Methods: The revisions included using a large gauge electrode, ensuring minimum separation between the three electrode placements, and holding the electrode in place by hand. The revised technique was used to treat 51 nerves in 49 patients diagnosed as suffering from third occipital headache on the basis of controlled diagnostic blocks of the third occipital nerve. The criteria for successful outcome were complete relief of pain for at least 90 days associated with restoration of normal activities of daily living, and no use of drug treatment for the headache.
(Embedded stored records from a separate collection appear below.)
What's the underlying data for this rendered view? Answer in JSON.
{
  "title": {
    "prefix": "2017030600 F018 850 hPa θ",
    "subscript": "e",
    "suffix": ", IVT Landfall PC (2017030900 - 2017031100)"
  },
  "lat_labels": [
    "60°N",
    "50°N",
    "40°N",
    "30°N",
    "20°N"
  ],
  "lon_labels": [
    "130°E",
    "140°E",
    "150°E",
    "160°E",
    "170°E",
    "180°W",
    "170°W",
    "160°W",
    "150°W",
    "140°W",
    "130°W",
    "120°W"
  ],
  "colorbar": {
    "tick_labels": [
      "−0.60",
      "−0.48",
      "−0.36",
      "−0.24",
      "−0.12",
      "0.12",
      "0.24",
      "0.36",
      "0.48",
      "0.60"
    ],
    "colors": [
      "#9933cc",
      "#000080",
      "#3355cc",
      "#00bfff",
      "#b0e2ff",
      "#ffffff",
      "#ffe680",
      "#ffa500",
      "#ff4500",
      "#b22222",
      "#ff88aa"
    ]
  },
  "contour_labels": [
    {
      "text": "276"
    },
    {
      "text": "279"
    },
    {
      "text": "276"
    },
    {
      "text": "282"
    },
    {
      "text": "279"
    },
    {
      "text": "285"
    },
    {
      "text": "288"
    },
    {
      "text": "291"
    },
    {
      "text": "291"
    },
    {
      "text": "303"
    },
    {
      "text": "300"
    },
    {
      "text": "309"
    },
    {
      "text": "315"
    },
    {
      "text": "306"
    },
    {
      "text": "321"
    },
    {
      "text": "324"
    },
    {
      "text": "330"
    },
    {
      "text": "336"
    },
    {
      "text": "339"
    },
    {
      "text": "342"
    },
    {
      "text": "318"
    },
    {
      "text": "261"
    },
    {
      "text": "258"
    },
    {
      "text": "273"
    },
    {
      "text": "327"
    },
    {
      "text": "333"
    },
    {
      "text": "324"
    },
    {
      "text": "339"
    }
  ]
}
Results: Of the 49 patients, 43 (88%) achieved a successful outcome. The median duration of relief in these patients was 297 days, with eight patients continuing to have ongoing relief. Fourteen patients underwent a repeat neurotomy to reinstate relief, with 12 (86%) achieving a successful outcome. The median duration of relief in these patients was 217 days, with six patients having ongoing relief. Side effects of the procedure were consistent with coagulation of the third occipital nerve and consisted of slight ataxia, numbness, and temporary dysaesthesia. No side effects required intervention, and they were tolerated by the patients in exchange for the relief of headache.
Conclusions: Use of the revised procedure greatly improved the rather low success rate previously encountered with third occipital neurotomy. Although the relief of headache is limited in duration, it is profound and can be reinstated by repeat neurotomy. No other form of treatment has been validated for this common form of headache.